DESCRIPTION (provided by applicant): Nephrotic syndrome (NS) is characterized by heavy proteinuria, hypoalbuminemia, and increased risk of progressive loss of kidney function. It causes serious morbidity and high mortality, accounting for 15% of prevalent end-stage renal disease at an annual cost of more than $3 billion in the US. There is no effective treatment for most cases of NS associated with genetic mutations. Our research has been focused on a monogenic form of NS caused by missense mutations of LAMB2, one of the most commonly mutated genes in NS. Laminin 2 encoded by LAMB2 is a component of laminin-521 ( 5 2 1), the major laminin trimer of the glomerular basement membrane (GBM). Using our established cell and knockout/transgenic mouse models, we have found that inhibited secretion of misfolded C321R-LAMB2 from podocytes to the GBM and the resulting podocyte endoplasmic reticulum (ER) stress lead to proteinuria. In addition, increased accumulation of the mutant in the GBM alleviates proteinuria. Therefore, restoring defective trafficking of the mutant laminin and rescuing misfolded 2 proteins to reach their functional destination are hopeful therapeutic strategies. The overall goal of this research is to investigate a novel strategy for therapeutic intervention in genetic forms of NS. To accomplish our research goal, we have generated a NS mouse model (Lamb2-/-; NEPH- C321R-LAMB2 mice) in which podocyte-targeted expression of the mutant form of rat LAMB2 (C321R-LAMB2) via the mouse nephrin promoter (NEPH) replaces the wild-type mouse LAMB2. Our preliminary data show that the misfolded mutant protein is much more susceptible to protein degradation, which is mediated by the ubiquitin-proteasome pathway. More excitingly, a combination of a chemical chaperone correcting protein misfolding and a proteasome inhibitor blocking protein degradation elicit a much more pronounced pro- secretion effect as compared to the chemical chaperone alone in vitro. Thus, the effect of combined treatment regulating both protein misfolding and degradation will be further investigated in our NS mouse model. The proposed study will assay the feasibility for therapeutic use of chemical chaperones in combination with proteasome inhibitors in a NS animal model. The results may have significant therapeutic implications for the treatment of familial or sporadic NS patients caused by aberrant ER proteostasis and podocyte ER dysfunction.
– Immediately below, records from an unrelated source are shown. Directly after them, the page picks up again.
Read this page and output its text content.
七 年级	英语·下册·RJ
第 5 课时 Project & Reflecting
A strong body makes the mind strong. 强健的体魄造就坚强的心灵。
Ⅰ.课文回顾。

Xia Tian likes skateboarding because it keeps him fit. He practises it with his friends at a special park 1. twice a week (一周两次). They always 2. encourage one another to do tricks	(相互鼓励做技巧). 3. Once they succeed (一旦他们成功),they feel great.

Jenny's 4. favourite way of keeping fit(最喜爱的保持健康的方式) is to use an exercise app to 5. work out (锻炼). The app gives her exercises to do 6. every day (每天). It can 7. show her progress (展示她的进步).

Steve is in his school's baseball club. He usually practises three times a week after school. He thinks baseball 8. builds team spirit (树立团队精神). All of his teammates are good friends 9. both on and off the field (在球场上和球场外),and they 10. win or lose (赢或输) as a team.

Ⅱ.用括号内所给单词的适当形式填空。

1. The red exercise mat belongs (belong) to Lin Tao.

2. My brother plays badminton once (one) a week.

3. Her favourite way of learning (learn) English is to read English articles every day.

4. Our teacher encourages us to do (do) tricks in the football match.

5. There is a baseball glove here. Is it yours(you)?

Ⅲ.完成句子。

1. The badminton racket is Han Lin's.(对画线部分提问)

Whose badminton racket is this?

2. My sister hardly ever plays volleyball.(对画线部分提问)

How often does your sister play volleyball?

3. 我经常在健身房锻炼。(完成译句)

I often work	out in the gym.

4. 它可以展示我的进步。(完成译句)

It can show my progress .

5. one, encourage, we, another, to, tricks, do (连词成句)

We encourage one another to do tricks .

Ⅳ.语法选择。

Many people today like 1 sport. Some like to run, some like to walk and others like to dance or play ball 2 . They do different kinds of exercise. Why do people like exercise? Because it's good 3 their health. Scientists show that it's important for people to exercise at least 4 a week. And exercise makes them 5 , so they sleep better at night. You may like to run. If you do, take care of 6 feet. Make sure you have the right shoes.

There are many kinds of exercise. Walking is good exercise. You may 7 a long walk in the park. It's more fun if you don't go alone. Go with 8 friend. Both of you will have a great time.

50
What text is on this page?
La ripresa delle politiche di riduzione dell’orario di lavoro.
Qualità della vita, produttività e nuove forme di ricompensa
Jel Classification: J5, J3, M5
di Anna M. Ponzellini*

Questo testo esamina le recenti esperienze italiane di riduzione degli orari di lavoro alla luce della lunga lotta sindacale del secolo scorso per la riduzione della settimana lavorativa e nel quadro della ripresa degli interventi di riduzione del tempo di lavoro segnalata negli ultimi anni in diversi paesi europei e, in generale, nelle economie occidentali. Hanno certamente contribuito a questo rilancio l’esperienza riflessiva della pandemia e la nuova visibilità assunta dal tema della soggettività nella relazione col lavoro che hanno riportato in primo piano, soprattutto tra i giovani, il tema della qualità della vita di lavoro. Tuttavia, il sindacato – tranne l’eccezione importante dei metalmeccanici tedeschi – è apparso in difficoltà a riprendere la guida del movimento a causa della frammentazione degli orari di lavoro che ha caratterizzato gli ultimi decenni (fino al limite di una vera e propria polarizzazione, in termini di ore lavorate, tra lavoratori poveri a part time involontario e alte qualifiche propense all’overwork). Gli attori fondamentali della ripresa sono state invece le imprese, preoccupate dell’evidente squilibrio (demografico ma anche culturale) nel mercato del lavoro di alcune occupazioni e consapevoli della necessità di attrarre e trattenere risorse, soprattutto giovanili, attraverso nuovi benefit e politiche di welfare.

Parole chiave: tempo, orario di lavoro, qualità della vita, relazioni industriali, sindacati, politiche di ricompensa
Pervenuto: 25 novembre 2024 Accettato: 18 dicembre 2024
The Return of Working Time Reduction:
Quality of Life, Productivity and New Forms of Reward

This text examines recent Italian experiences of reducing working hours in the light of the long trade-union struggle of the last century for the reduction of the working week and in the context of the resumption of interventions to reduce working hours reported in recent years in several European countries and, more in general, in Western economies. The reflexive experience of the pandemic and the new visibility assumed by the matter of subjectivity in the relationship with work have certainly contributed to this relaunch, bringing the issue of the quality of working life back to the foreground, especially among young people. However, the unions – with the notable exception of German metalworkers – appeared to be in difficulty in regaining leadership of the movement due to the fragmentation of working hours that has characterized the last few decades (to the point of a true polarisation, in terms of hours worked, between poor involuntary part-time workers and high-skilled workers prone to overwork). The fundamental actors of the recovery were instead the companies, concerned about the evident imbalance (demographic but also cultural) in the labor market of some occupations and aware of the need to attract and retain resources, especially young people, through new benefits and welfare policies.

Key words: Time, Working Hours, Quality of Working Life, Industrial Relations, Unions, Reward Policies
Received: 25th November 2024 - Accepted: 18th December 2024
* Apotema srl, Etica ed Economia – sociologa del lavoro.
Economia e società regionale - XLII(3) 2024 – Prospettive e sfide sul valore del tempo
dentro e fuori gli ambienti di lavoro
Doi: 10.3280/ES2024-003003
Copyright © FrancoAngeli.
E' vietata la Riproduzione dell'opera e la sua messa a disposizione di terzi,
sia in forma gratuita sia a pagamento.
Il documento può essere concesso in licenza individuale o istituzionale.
描述（由申请人提供）：肾病综合征（NS）的特点是大量蛋白尿、低蛋白血症和肾功能进行性丧失的风险增加，它导致严重的发病率和高死亡率，占目前流行的终末期肾病的 15%。美国每年的费用超过 30 亿美元，对于大多数与基因突变相关的 NS 病例没有有效的治疗方法，我们的研究重点是由错义突变引起的单基因形式的 NS。 LAMB2 是 NS 中最常见的突变基因之一，由 LAMB2 编码，是层粘连蛋白 521 (5 2 1) 的组成部分，层粘连蛋白是肾小球基底膜 (GBM) 的主要层粘连蛋白三聚体。在转基因小鼠模型中，我们发现抑制错误折叠的 C321R-LAMB2 从足细胞分泌到 GBM 以及由此产生的足细胞内质此外，GBM 中突变体积累的增加可缓解蛋白尿，因此，恢复突变层粘连蛋白的运输缺陷并挽救错误折叠的 2 种蛋白质以达到其功能目的地是有希望的治疗策略。这项研究的目的是研究一种治疗干预 NS 遗传形式的新策略为了实现我们的研究目标，我们建立了 NS 小鼠模型（Lamb2-/-；NEPH-）。 C321R-LAMB2小鼠），其中通过小鼠去氧肾上腺素启动子（NEPH）足细胞靶向表达突变型大鼠LAMB2（C321R-LAMB2）取代了野生型小鼠LAMB2。我们的初步数据表明错误折叠的突变蛋白很多。更容易受到泛素蛋白酶体途径介导的蛋白质降解，更令人兴奋的是，化学伴侣纠正蛋白质错误折叠和与体外单独的化学伴侣相比，阻断蛋白质降解的蛋白酶体抑制剂引起更显着的促分泌作用，因此，将在我们的 NS 小鼠模型中进一步研究调节蛋白质错误折叠和降解的联合治疗的效果。该研究将在 NS 动物模型中分析化学伴侣与蛋白酶体抑制剂联合治疗的可行性，结果可能对治疗由异常 ER 引起的家族性或散发性 NS 患者具有重要的治疗意义。蛋白质稳态和足细胞 ER 功能障碍。